Dutch Court Rules Hyperlinks Can Constitute Infringement
Ubi_NL writes "In yesterday's ruling of Playboy (via publisher Sanoma) vs Dutch blog Geenstijl, the court ruled that hyperlinking to copyrighted material was itself infringement of copyright. The court ordered the blog to remove all links to the infringing links (court ruling in Dutch). How this ruling fits into the supreme court ruling that hyperlinks cannot by themselves infringe copyright is still to be discussed, possibly in an appeal."
So Dutch courts protect Security by Obscurity?
No surprises here. Judges have as much of a clue of those things as the sec department in my company. Oh, wait...
The point is that a query like "britt dekker nude pictures" would not (at that time) return the links that they published.
When it would be legal to post links like that, everyone could get around copyright issues by putting their material at some filesharing host and linking it on the main site.
The judge considered that to be unacceptable.
Unfortunately it doesn't seem that new, there's also the judge Chris Hensen who happened to be running a commercial anti-piracy together with the council for the plaintif while deciding that links to TPB should be blocked.
Frankly I suspect it's rare with members of the various parts of the judicial system in the field of IP who do not have significant financial interest in enforcing IP. Whether it's revolving door interest or more blatant abuses the field of government granted monopolies has always been lucrative for those on the inside, which probably makes the field very attractive for those with slightly lower ideals than what could be expected in a judiciary.
Lawyers totally depend on security through obscurity. Laws are deliberately made made vague and obscure, thus providing job security for lawyers.
From scarped cliff or quarried stone she cries "A thousand types are gone, I care for nothing, no not one."
Wrong. As some other posters have already shown, google happily indexes and searches FileFactory.

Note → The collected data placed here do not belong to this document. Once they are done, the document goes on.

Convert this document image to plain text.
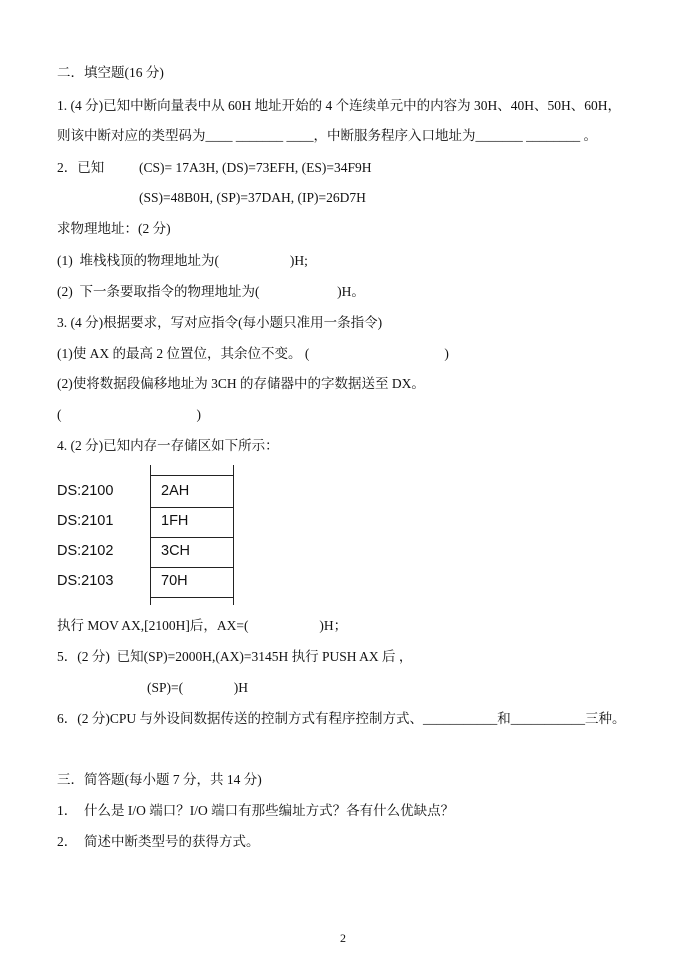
二．填空题(16 分)
1. (4 分)已知中断向量表中从 60H 地址开始的 4 个连续单元中的内容为 30H、40H、50H、60H，
则该中断对应的类型码为____ _______ ____，中断服务程序入口地址为_______ ________ 。
2．已知	(CS)= 17A3H, (DS)=73EFH, (ES)=34F9H
(SS)=48B0H, (SP)=37DAH, (IP)=26D7H
求物理地址：(2 分)
(1)  堆栈栈顶的物理地址为(                     )H;
(2)  下一条要取指令的物理地址为(                       )H。
3. (4 分)根据要求，写对应指令(每小题只准用一条指令)
(1)使 AX 的最高 2 位置位，其余位不变。 (                                        )
(2)使将数据段偏移地址为 3CH 的存储器中的字数据送至 DX。
(                                        )
4. (2 分)已知内存一存储区如下所示：
DS:2100	2AH
DS:2101	1FH
DS:2102	3CH
DS:2103	70H
执行 MOV AX,[2100H]后，AX=(                     )H；
5．(2 分)  已知(SP)=2000H,(AX)=3145H 执行 PUSH AX 后 ，
(SP)=(               )H
6．(2 分)CPU 与外设间数据传送的控制方式有程序控制方式、___________和___________三种。
三．简答题(每小题 7 分，共 14 分)
1．  什么是 I/O 端口？I/O 端口有那些编址方式？各有什么优缺点？
2．  简述中断类型号的获得方式。
2
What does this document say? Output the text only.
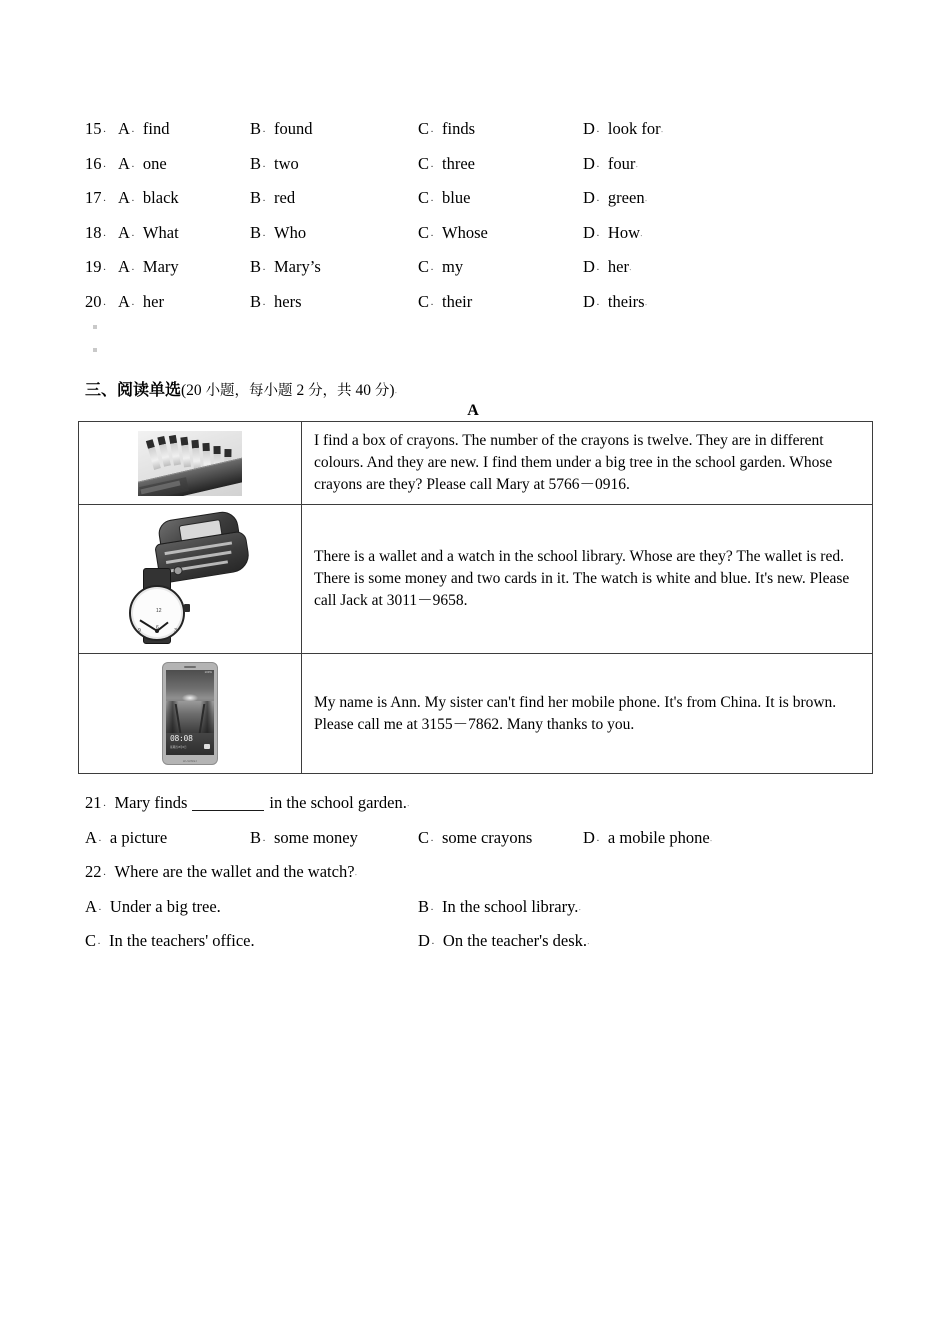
15 ． A ．find	B ．found	C ．finds	D ．look for．
16 ． A ．one	B ．two	C ．three	D ．four．
17 ． A ．black	B ．red	C ．blue	D ．green．
18 ． A ．What	B ．Who	C ．Whose	D ．How．
19 ． A ．Mary	B ．Mary’s	C ．my	D ．her．
20 ． A ．her	B ．hers	C ．their	D ．theirs．
三、阅读单选(20 小题，每小题 2 分，共 40 分)．
A
	I find a box of crayons. The number of the crayons is twelve. They are in different colours. And they are new. I find them under a big tree in the school garden. Whose crayons are they? Please call Mary at 5766－0916.

12
3
9	There is a wallet and a watch in the school library. Whose are they? The wallet is red. There is some money and two cards in it. The watch is white and blue. It's new. Please call Jack at 3011－9658.

100%
08:08
星期四 8月6日
HUAWEI	My name is Ann. My sister can't find her mobile phone. It's from China. It is brown. Please call me at 3155－7862. Many thanks to you.
21 ．Mary finds	in the school garden.．
A ．a picture	B ．some money	C ．some crayons	D ．a mobile phone．
22 ．Where are the wallet and the watch?．
A ．Under a big tree.	B ．In the school library.．
C ．In the teachers' office.	D ．On the teacher's desk.．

No it doesn't. FF blocks indexing. See http://www.filefactory.com/robots.txt
Google indexes links to FF it finds on other sites. You can't just get a file listing of uploads to FF from FF (well, maybe with a court order).
I think your wild, conspiratorial accusations are completely out of line.
Slashdot and its biases theories aside, there are a lot of grown ups out in the world who have looked at IP law in general and, while perhaps accepting that there are occasional absurdities and oddities around the edges that do need to be worked out, have concluded that it is fundamentally good. They (we) have looked for this from multiple angles, including econonomic theory, economic REALITY (we now have excellent examples of rates of development vs strength of IP regulation - and guess what - IPR does seem to matter quite a bit), and ethics. You may disagree - you may have your own arguments against IPR - fine, fair enough - but for you to immediately proclaim " I suspect it's rare with members of the various parts of the judicial system in the field of IP who do not have significant financial interest in enforcing IP. Whether it's revolving door interest or more blatant abuses the field of government granted monopolies has always been lucrative for those on the inside, which probably makes the field very attractive for those with slightly lower ideals than what could be expected in a judiciary." is irresponsible and juvenile.
there are a lot of grown ups out in the world who have looked at IP law in general and, while perhaps accepting that there are occasional absurdities and oddities around the edges that do need to be worked out, have concluded that it is fundamentally good.
Isn't that the very problem the parent was describing? The judiciary should not be concluding that particular laws are fundamentally good, but applying them indifferently.
If nothing else, more law guarantees more work, so an impartial judiciary would not even celebrate the existence of some body of law.